Quirino – Nunca. Nós temos a felicidade do povo gostar e nos convidar. Chamam e vamos com todo prazer. Já cantamos em Goiânia, Mato Grosso, Minas.
Quintino – É um compromisso de todo o ano.
Depois de tanto tempo cantando, chegaram a pensar em parar, pendurar as violas?
Quirino – Nunca veio essa ideia não. A gente gosta de ficar no meio do povo.
Quintino – A música é como beber água. Muito bom. A gente se sente bem com música. E se não tiver música a gente não sente bem. 
Poucos conhecem vocês por Miguel (Quintino) e João (Quirino). Como surgiu o nome da dupla, Quintino e Quirino?
Quintino – Surgiu assim. Nós ganhamos o concurso da Rádio Cultura como Irmãos Ferreira. Quando terminou o concurso, o Mauro André, bem entendido,  bolou o nome da dupla. Vamos colocar Quintino e Quirino? Vocês vão gostar? Claro, porque Quirino era o nome do pai (Quirino Luiz Ferreira) e para rimar com Quirino, Quintino. 

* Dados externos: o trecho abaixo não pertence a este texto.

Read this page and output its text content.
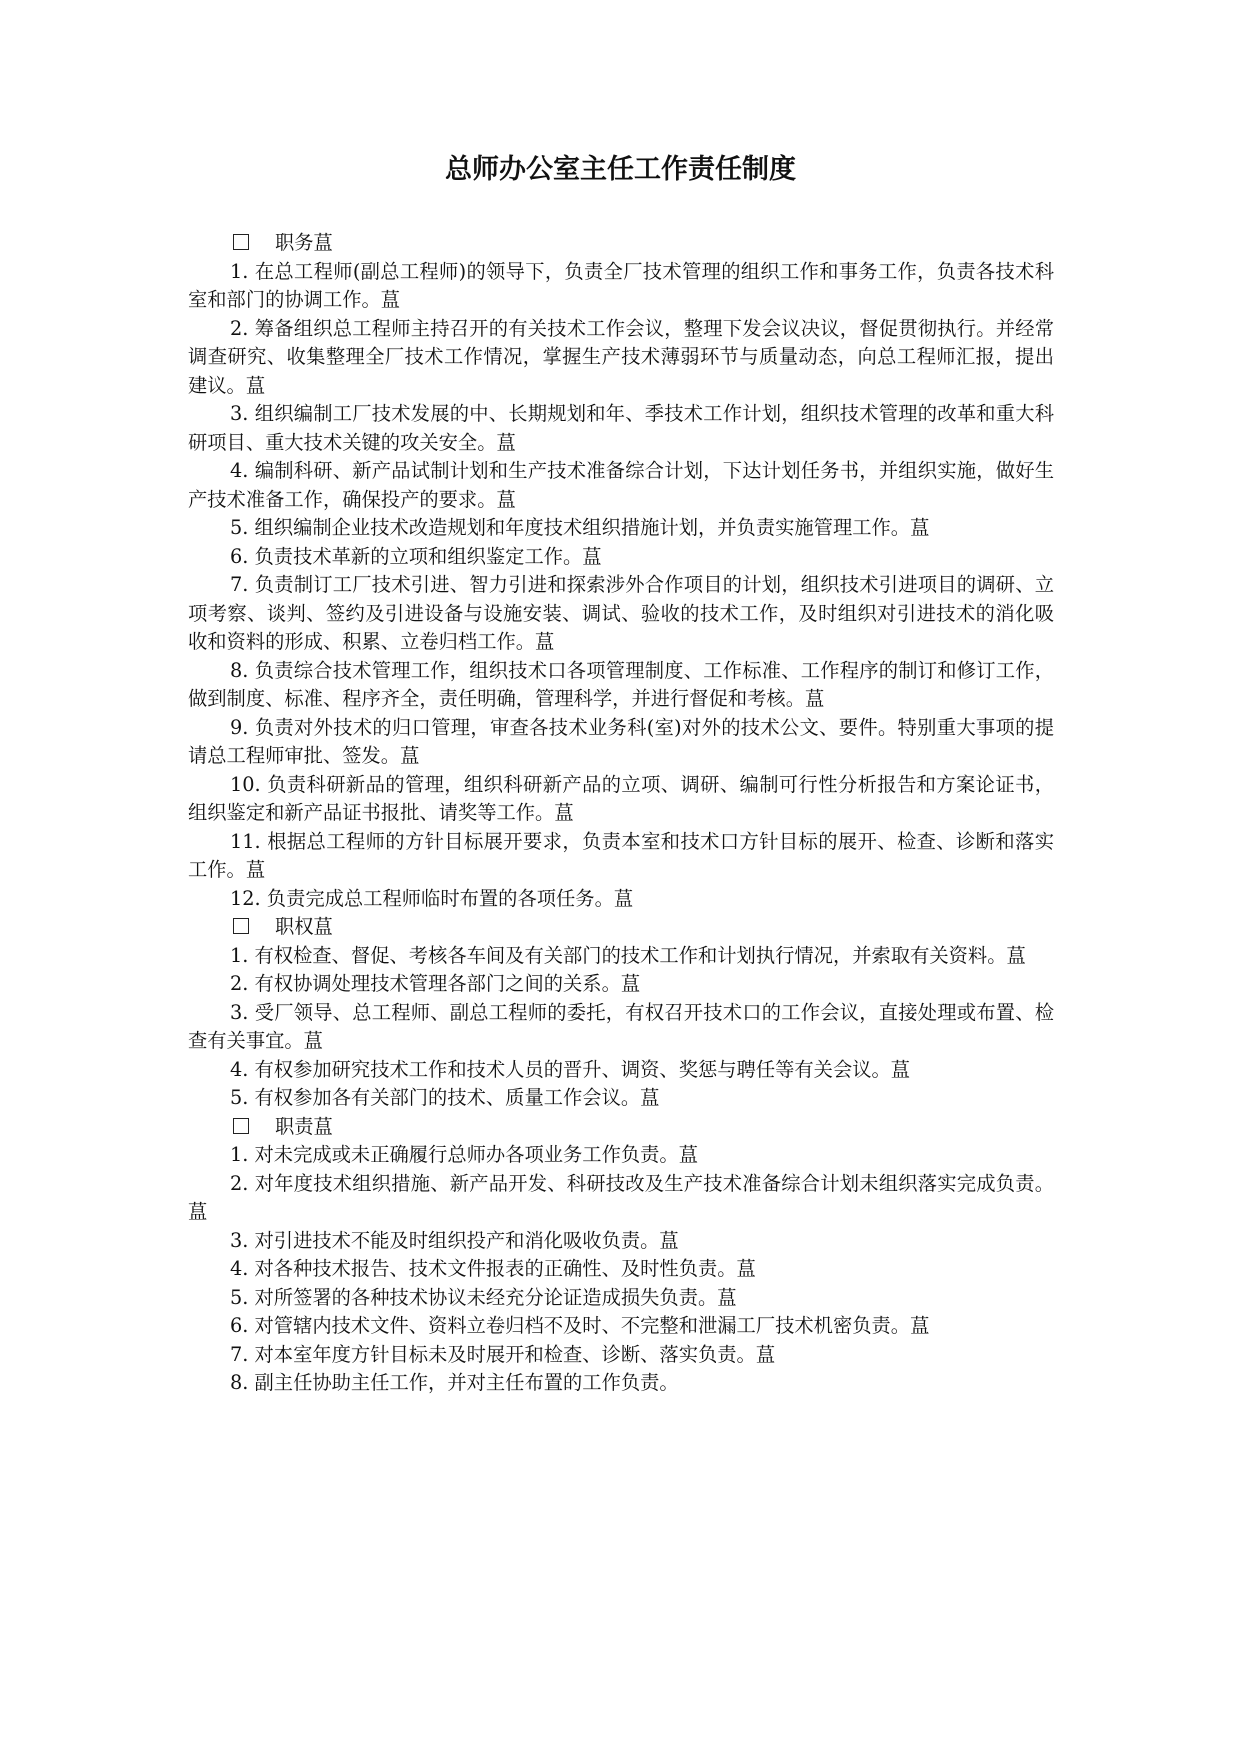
总师办公室主任工作责任制度

职务蒀

1. 在总工程师(副总工程师)的领导下，负责全厂技术管理的组织工作和事务工作，负责各技术科室和部门的协调工作。蒀

2. 筹备组织总工程师主持召开的有关技术工作会议，整理下发会议决议，督促贯彻执行。并经常调查研究、收集整理全厂技术工作情况，掌握生产技术薄弱环节与质量动态，向总工程师汇报，提出建议。蒀

3. 组织编制工厂技术发展的中、长期规划和年、季技术工作计划，组织技术管理的改革和重大科研项目、重大技术关键的攻关安全。蒀

4. 编制科研、新产品试制计划和生产技术准备综合计划，下达计划任务书，并组织实施，做好生产技术准备工作，确保投产的要求。蒀

5. 组织编制企业技术改造规划和年度技术组织措施计划，并负责实施管理工作。蒀

6. 负责技术革新的立项和组织鉴定工作。蒀

7. 负责制订工厂技术引进、智力引进和探索涉外合作项目的计划，组织技术引进项目的调研、立项考察、谈判、签约及引进设备与设施安装、调试、验收的技术工作，及时组织对引进技术的消化吸收和资料的形成、积累、立卷归档工作。蒀

8. 负责综合技术管理工作，组织技术口各项管理制度、工作标准、工作程序的制订和修订工作，做到制度、标准、程序齐全，责任明确，管理科学，并进行督促和考核。蒀

9. 负责对外技术的归口管理，审查各技术业务科(室)对外的技术公文、要件。特别重大事项的提请总工程师审批、签发。蒀

10. 负责科研新品的管理，组织科研新产品的立项、调研、编制可行性分析报告和方案论证书，组织鉴定和新产品证书报批、请奖等工作。蒀

11. 根据总工程师的方针目标展开要求，负责本室和技术口方针目标的展开、检查、诊断和落实工作。蒀

12. 负责完成总工程师临时布置的各项任务。蒀

职权蒀

1. 有权检查、督促、考核各车间及有关部门的技术工作和计划执行情况，并索取有关资料。蒀

2. 有权协调处理技术管理各部门之间的关系。蒀

3. 受厂领导、总工程师、副总工程师的委托，有权召开技术口的工作会议，直接处理或布置、检查有关事宜。蒀

4. 有权参加研究技术工作和技术人员的晋升、调资、奖惩与聘任等有关会议。蒀

5. 有权参加各有关部门的技术、质量工作会议。蒀

职责蒀

1. 对未完成或未正确履行总师办各项业务工作负责。蒀

2. 对年度技术组织措施、新产品开发、科研技改及生产技术准备综合计划未组织落实完成负责。蒀

3. 对引进技术不能及时组织投产和消化吸收负责。蒀

4. 对各种技术报告、技术文件报表的正确性、及时性负责。蒀

5. 对所签署的各种技术协议未经充分论证造成损失负责。蒀

6. 对管辖内技术文件、资料立卷归档不及时、不完整和泄漏工厂技术机密负责。蒀

7. 对本室年度方针目标未及时展开和检查、诊断、落实负责。蒀

8. 副主任协助主任工作，并对主任布置的工作负责。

Quirino – Fomos registrar a dupla e fazer toda a documentação que uma dupla de São Paulo tem.
Ganharam muito dinheiro com música?
Quintino – Não, não ganhamos muito dinheiro pelo seguinte. Em disco, você sabe que de uns tempos prá cá, quando acaba de gravar, gasta um pouco e aí a pirataria pega e tira a venda. Quando a gente gravou os primeiros discos, recebia pela Continental e dava um dinheiro até bom. Nem estamos gravando porque a pirataria pega. Temos dois ou três repertórios se quiser gravar, mas não tá no ar. São inéditas. Se aparecer uma oportunidade a gente grava.
Vocês nunca brigaram?
Quirino – Que eu lembro, não.
Quintino – Quando ele tem um problema eu ajudo resolver. Quando eu tenho um problema, ele vem e resolve. Se algum fica doente, a gente fica preocupado um com o outro. Não tem implicância. É certo que um gosta de uma coisa mais que o outro, mas não tem problema.
A música juntou vocês?
Quirino – Realmente. Um entende o outro só de olhar. 
Quintino – E se vai cantar com outro companheiro, não é bom igual.  Já estamos acostumados. 
Tem algum desejo para realizar?
Quirino – A gente deseja e pede a Deus que dê saúde para estar com os amigos e nas festas, festando junto. 
Quintino – É muito gratificante receber ligações de pessoas que dizem que ouvem a gente. Isso é muito bom.